510 - In Vitro Assessment of the Kirpa Kit™ Modified Manual Single Lumen Alternating Micro-Batch Dialysis Device in Guatemala City
Saturday, April 25, 2026
3:30pm - 5:45pm ET
Publication Number: 2495.510
Laura Rangel Rodriguez, Cincinnati Children's Hospital Medical Center, Cincinnati, OH, United States; Ana L. Galvez, Fundanier, Guatemala, Chimaltenango, Guatemala; Jolyn Morgan, Cincinnati Children's Hospital Medical Center, cincinnati, OH, United States; Amanda Snyder, Cincinnati Children's Hospital Medical Center, Cincinnati, OH, United States; Giovanni Ceschia, University of Padova: Department of Women' and Children Health, Padova, Veneto, Italy; Denise C. Hasson, New York University Grossman School of Medicine, New York City, NY, United States; Stuart L.. Goldstein, CincinnatiChildrens, Cincinnati, OH, United States; Randall Lou-Meda, FUNDANIER, Guatemala, Santa Rosa, Guatemala
Nephrology Fellow Cincinnati Children's Hospital Medical Center Cincinnati, Ohio, United States
Background: Acute kidney injury (AKI) is a leading cause of morbidity and mortality in low- and middle-income countries (LMICs), where access to kidney replacement therapy (KRT) is limited by infrastructure, personnel, and cost. The Kirpa Kit™ is a manual, electricity-independent dialysis system requiring only peripheral single lumen venous access, developed to provide affordable KRT in resource-limited settings. Objective: To evaluate in vitro solute clearance using the Kirpa Kit™ under varying dialyzer and refreshment configurations to inform protocol optimization in a pediatric LMIC nephrology center. Design/Methods: Four in vitro experiments were conducted using 480 ml expired packed red blood cells mixed with urine (as a source of urea) and heparin. Studies #1-3 used high-flux filters and study #4 used a low-flux filter. Study #1 used continuous saline refreshment, while studies #2–4 used intermittent manual refreshment with differing volumes based on approximate dialyzer priming capacity. Each 25-minute session measured clearance of urea (BUN), potassium (K), and phosphorus (Phos); solute clearance was assessed by calculating the reduction percentage of each. Results: Solute clearance varied by configuration (Table 1). The highest BUN and K reductions occurred with high-flux intermittent refreshment (91% and 70%, Study #2). Low-flux use (Study #4) showed comparable BUN and K reductions (76%, 77%). Continuous refreshment (Study #1) yielded lower solute reduction and resulted in passive ultrafiltration (267 ml); however, interpretation is limited by differing refreshment volumes, number of exchanges and single low-flux trial.

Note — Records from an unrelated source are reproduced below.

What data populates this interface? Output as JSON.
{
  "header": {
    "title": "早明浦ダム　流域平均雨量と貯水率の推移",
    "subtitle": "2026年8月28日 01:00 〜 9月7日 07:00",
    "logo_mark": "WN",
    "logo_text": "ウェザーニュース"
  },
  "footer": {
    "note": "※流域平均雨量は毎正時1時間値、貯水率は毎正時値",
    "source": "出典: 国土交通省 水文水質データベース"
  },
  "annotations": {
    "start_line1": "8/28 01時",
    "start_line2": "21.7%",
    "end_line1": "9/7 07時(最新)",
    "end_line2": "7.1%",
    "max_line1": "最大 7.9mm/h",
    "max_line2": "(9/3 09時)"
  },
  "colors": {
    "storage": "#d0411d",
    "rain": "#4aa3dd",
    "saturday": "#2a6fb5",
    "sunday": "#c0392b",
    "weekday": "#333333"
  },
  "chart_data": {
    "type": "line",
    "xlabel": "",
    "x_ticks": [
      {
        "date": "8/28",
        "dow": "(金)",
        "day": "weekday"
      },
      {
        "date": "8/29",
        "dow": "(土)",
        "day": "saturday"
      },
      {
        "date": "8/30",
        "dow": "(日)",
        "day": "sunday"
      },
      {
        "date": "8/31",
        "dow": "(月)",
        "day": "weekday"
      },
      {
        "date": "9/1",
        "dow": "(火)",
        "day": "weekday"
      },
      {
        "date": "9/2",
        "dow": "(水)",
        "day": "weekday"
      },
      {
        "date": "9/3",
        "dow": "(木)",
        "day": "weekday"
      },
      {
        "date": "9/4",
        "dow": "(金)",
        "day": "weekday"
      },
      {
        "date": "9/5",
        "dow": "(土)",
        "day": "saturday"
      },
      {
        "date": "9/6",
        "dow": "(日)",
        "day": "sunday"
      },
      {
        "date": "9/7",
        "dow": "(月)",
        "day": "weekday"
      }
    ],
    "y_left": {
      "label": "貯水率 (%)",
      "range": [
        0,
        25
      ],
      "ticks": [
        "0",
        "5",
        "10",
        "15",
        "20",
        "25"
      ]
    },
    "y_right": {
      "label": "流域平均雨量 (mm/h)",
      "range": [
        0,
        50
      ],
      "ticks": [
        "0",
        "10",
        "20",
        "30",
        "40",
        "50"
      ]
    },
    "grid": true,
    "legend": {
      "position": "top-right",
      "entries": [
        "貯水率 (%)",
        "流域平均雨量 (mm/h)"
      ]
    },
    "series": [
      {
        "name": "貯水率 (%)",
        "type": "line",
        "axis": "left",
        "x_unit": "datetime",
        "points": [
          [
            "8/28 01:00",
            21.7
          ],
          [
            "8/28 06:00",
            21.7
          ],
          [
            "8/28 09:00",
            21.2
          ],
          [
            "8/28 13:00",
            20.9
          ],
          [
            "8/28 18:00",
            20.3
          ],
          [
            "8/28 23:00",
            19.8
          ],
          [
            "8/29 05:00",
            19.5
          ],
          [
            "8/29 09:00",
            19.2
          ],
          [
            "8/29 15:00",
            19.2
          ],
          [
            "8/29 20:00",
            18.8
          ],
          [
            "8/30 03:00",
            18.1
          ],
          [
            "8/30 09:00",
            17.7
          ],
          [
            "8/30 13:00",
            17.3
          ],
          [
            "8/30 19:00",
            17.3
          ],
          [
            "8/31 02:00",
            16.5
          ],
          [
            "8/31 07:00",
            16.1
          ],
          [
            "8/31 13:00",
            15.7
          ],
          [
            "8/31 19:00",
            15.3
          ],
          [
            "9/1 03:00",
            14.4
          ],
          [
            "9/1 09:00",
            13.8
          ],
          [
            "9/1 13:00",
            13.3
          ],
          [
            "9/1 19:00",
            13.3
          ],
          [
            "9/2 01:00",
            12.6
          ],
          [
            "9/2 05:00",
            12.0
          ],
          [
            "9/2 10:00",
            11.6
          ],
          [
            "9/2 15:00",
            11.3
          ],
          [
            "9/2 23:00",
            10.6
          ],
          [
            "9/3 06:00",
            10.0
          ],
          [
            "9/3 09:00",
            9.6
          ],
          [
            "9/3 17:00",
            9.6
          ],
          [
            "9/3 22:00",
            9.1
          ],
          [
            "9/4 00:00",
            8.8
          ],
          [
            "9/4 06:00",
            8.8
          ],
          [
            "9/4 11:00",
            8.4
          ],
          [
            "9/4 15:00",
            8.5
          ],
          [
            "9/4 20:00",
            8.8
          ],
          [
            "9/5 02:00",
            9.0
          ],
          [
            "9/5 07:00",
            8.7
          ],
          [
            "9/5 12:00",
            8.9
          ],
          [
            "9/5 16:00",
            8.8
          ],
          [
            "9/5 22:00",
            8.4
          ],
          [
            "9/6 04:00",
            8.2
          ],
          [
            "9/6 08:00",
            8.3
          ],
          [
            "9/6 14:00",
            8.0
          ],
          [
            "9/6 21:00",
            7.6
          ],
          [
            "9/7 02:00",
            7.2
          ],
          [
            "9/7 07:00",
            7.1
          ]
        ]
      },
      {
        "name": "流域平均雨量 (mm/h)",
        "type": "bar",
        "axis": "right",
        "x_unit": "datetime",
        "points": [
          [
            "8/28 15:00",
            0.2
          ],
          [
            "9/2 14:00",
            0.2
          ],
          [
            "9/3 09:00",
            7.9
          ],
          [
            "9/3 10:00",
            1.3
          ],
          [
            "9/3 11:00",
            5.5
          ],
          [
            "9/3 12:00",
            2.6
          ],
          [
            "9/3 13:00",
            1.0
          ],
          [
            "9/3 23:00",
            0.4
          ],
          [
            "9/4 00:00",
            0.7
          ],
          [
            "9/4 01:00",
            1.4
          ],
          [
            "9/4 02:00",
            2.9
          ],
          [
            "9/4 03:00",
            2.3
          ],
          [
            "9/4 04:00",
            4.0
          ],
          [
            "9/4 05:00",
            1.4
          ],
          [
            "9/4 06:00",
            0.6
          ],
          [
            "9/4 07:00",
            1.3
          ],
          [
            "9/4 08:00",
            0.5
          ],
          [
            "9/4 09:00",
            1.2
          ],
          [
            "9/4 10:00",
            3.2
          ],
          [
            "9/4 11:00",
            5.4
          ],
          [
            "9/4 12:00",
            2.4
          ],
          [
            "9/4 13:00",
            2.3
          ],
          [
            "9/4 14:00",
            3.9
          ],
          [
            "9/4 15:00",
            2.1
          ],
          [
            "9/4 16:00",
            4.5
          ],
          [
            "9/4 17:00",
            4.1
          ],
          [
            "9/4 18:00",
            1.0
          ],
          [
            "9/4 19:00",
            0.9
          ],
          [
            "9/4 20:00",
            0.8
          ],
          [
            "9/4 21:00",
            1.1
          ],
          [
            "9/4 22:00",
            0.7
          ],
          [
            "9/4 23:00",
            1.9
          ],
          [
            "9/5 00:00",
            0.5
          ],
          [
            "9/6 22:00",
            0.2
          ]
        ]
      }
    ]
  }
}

Conclusion(s): The Kirpa Kit™ demonstrated effective in vitro clearance of solutes across different dialyzer flux and refreshment configurations. Intermittent high-flux conditions produced the highest reductions, while low-flux performance remained comparable. These findings support its feasibility as a low-cost, electricity-independent dialysis option for AKI management in LMICs and suggest that dialyzer flux and refreshment strategy are critical variables for future protocol development.